I knew someone like this in junior high and high school. She didn’t have the best grades and she definitely wasn’t an athlete. She didn’t have nice clothes; she wasn’t in the popular crowd. Kids picked on her. They picked on me for not picking on her. They laughed when I sat with her at lunch or talked to her after class. I wanted to be popular, and shunned her for awhile. She came to me one day and quietly, calmly told me that if I wanted to be popular, I could. She let me know that I would be accepted in that group but for one thing, and that if popularity was what I wanted, she would give that one thing to me–she was willing to sacrifice her friendship with me to give me what I wanted.
In that moment I realized what I truly wanted wasn’t popularity. Popularity was a shallow thing in comparison to true friendship, and in her I had a true friend.
I wish I could say the rest of high school was easy, or that the kids stopped teasing us, but that didn’t happen for at least several more years. Being friends with her carried with it a stigma I couldn’t shake even after she moved away. But having a true friend was more than worth it. As a result of her friendship, I went through my teen years without worrying from day to day what I’d wear or how I’d act to stay in the “in crowd”.

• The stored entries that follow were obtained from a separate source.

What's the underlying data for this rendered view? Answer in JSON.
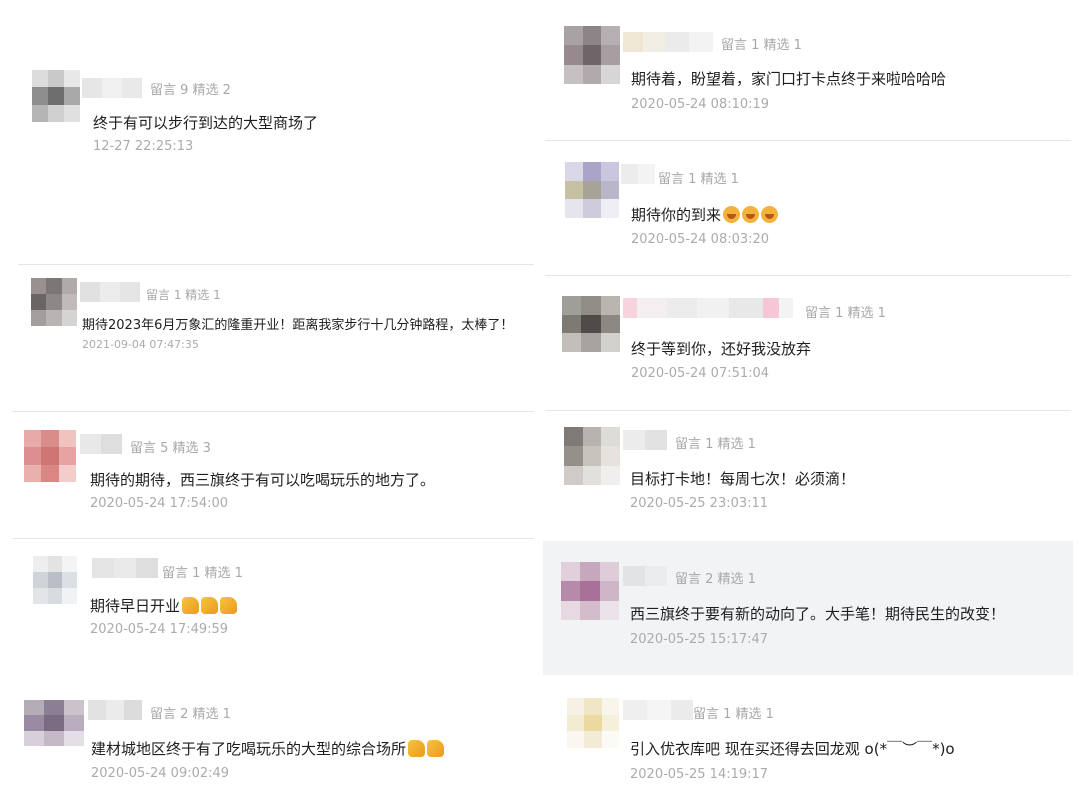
{
  "left": [
    {
      "meta": "留言 9 精选 2",
      "comment": "终于有可以步行到达的大型商场了",
      "time": "12-27 22:25:13",
      "emoji": []
    },
    {
      "meta": "留言 1 精选 1",
      "comment": "期待2023年6月万象汇的隆重开业！距离我家步行十几分钟路程，太棒了！",
      "time": "2021-09-04 07:47:35",
      "emoji": []
    },
    {
      "meta": "留言 5 精选 3",
      "comment": "期待的期待，西三旗终于有可以吃喝玩乐的地方了。",
      "time": "2020-05-24 17:54:00",
      "emoji": []
    },
    {
      "meta": "留言 1 精选 1",
      "comment": "期待早日开业",
      "time": "2020-05-24 17:49:59",
      "emoji": [
        "thumbs-up",
        "thumbs-up",
        "thumbs-up"
      ]
    },
    {
      "meta": "留言 2 精选 1",
      "comment": "建材城地区终于有了吃喝玩乐的大型的综合场所",
      "time": "2020-05-24 09:02:49",
      "emoji": [
        "thumbs-up",
        "thumbs-up"
      ]
    }
  ],
  "right": [
    {
      "meta": "留言 1 精选 1",
      "comment": "期待着，盼望着，家门口打卡点终于来啦哈哈哈",
      "time": "2020-05-24 08:10:19",
      "emoji": []
    },
    {
      "meta": "留言 1 精选 1",
      "comment": "期待你的到来",
      "time": "2020-05-24 08:03:20",
      "emoji": [
        "laughing-face",
        "laughing-face",
        "laughing-face"
      ]
    },
    {
      "meta": "留言 1 精选 1",
      "comment": "终于等到你，还好我没放弃",
      "time": "2020-05-24 07:51:04",
      "emoji": []
    },
    {
      "meta": "留言 1 精选 1",
      "comment": "目标打卡地！每周七次！必须滴！",
      "time": "2020-05-25 23:03:11",
      "emoji": []
    },
    {
      "meta": "留言 2 精选 1",
      "comment": "西三旗终于要有新的动向了。大手笔！期待民生的改变！",
      "time": "2020-05-25 15:17:47",
      "emoji": []
    },
    {
      "meta": "留言 1 精选 1",
      "comment": "引入优衣库吧 现在买还得去回龙观 o(*￣︶￣*)o",
      "time": "2020-05-25 14:19:17",
      "emoji": []
    }
  ]
}
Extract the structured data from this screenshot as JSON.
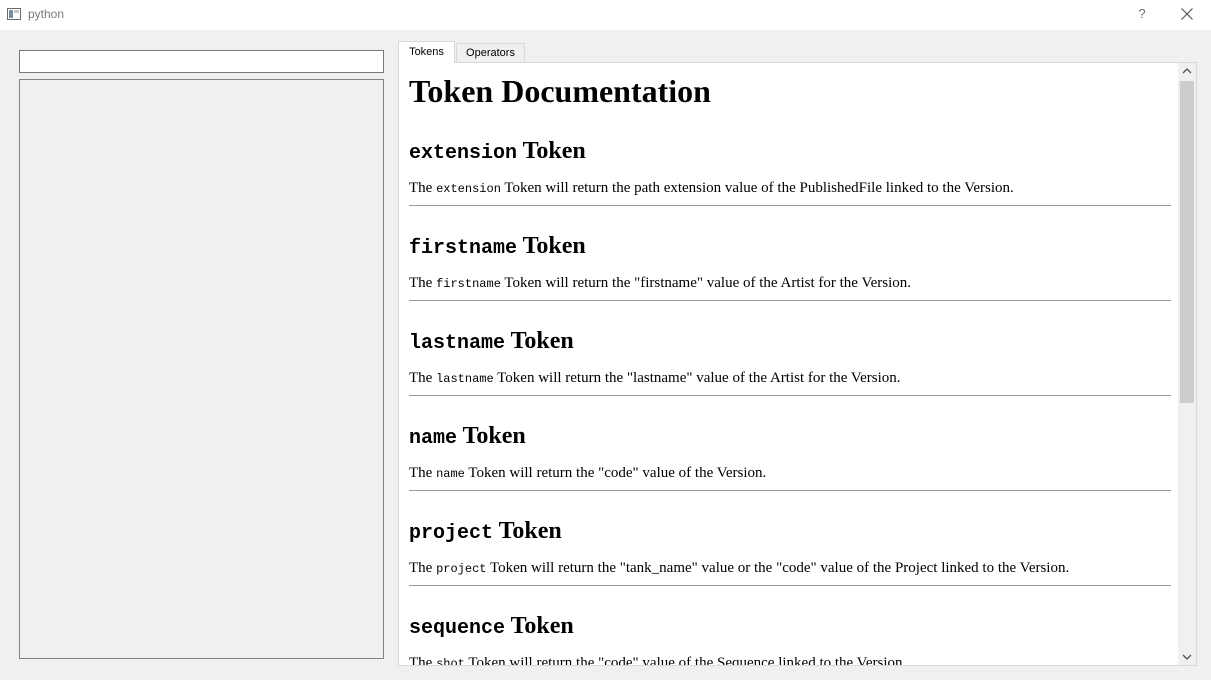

The only present I remember getting from her was a Cabbage Patch Kid. The homemade kind that was popular in the early 80s. At 12, I wasn’t impressed. She just didn’t have money for gifts; she used what she got to give her brothers and sisters lunch money most of the time. But she never realized she gave me some terrific gifts, including the courage to be myself and a desire to really know someone before judging them, to look past externals to hearts. Those weren’t things I understood at the time. I never had the opportunity to thank her. People said she wasn’t talented, but she was. She loved others selflessly. She gave in uncommon ways, from her heart. Those are talents that aren’t usually mapped on assessments, perhaps because they’re so rare. I’m lucky to have known someone with those rare abilities, though. My life has been better for it.